Pendapatan pajak daerah Kabupaten Bojonegoro tahun 2025 mencapai Rp268,88 miliar.
Data tersebut tercatat dalam struktur Anggaran Pendapatan dan Belanja Daerah tahun 2025 Kabupaten Bojonegoro.
Kekuatan fiskal Bojonegoro masih didominasi sektor minyak dan gas bumi atau migas dari dana pemerintah pusat.
Pendapatan Asli Daerah atau PAD Bojonegoro tahun 2025 tercatat menembus Rp1,147 triliun.
Sementara total pendapatan daerah Kabupaten Bojonegoro mencapai sekitar Rp6,46 triliun pada tahun anggaran 2025.

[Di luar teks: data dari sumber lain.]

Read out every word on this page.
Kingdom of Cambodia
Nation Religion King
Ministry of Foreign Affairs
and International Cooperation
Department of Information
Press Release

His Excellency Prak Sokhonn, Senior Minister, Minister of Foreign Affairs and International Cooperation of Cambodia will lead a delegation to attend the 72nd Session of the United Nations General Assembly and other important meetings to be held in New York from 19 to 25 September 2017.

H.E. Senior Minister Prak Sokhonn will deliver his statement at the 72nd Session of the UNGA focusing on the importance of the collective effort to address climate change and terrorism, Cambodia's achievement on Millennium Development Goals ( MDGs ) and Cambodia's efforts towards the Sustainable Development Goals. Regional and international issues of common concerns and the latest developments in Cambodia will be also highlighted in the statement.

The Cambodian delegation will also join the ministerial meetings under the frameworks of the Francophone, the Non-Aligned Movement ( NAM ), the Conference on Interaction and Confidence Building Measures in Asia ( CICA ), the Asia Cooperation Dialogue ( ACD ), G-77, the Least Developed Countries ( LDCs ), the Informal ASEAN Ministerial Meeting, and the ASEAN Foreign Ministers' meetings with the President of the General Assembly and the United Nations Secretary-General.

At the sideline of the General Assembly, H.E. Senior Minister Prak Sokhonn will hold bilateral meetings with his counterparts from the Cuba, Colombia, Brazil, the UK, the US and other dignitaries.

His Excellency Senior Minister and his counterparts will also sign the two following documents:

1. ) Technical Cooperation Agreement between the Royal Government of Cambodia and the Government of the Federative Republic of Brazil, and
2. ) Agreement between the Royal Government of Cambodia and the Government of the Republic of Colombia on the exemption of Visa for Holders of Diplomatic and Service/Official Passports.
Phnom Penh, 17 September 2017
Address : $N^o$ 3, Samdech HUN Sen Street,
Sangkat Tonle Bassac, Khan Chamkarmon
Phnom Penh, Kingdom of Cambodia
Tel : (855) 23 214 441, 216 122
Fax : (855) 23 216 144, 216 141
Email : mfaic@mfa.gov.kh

Penerimaan pajak daerah berasal dari berbagai sektor seperti pajak bumi bangunan hingga pajak kendaraan bermotor.
Pajak Bumi dan Bangunan Perdesaan dan Perkotaan atau PBB-P2 ditargetkan mencapai Rp47,2 miliar.
Selain itu, Bea Perolehan Hak atas Tanah dan Bangunan atau BPHTB juga menjadi sumber pajak daerah penting.
Pajak restoran, hotel, reklame, parkir dan penerangan jalan turut menyumbang pendapatan daerah Bojonegoro.
Opsen Pajak Kendaraan Bermotor dan Bea Balik Nama Kendaraan Bermotor ditargetkan Rp87,7 miliar.
Pajak reklame tercatat menyumbang sekitar Rp2,95 miliar melalui billboard, baliho hingga videotron usaha.
Selain pajak daerah, Bojonegoro menerima Dana Bagi Hasil atau DBH pajak sekitar Rp975 miliar.
Komponen terbesar Dana Bagi Hasil pajak berasal dari Pajak Bumi dan Bangunan sektor migas.
Nilai Pajak Bumi dan Bangunan sektor minyak dan gas bumi tersebut mencapai sekitar Rp819 miliar.
Tak hanya itu, Dana Bagi Hasil Sumber Daya Alam migas Bojonegoro mencapai sekitar Rp1,9 triliun.
Besarnya penerimaan sektor energi membuat Anggaran Pendapatan dan Belanja Daerah Bojonegoro sangat besar.
Meski demikian, pajak daerah murni Bojonegoro masih jauh lebih kecil dibanding transfer pemerintah pusat.
Retribusi daerah Bojonegoro sendiri tercatat mencapai sekitar Rp565,59 miliar pada tahun 2025.
Dana retribusi berasal dari pelayanan publik, pasar daerah, persampahan hingga layanan pemerintah lainnya.
Ketergantungan terhadap minyak dan gas bumi dinilai menjadi tantangan besar bagi ekonomi Bojonegoro ke depan. [Agus].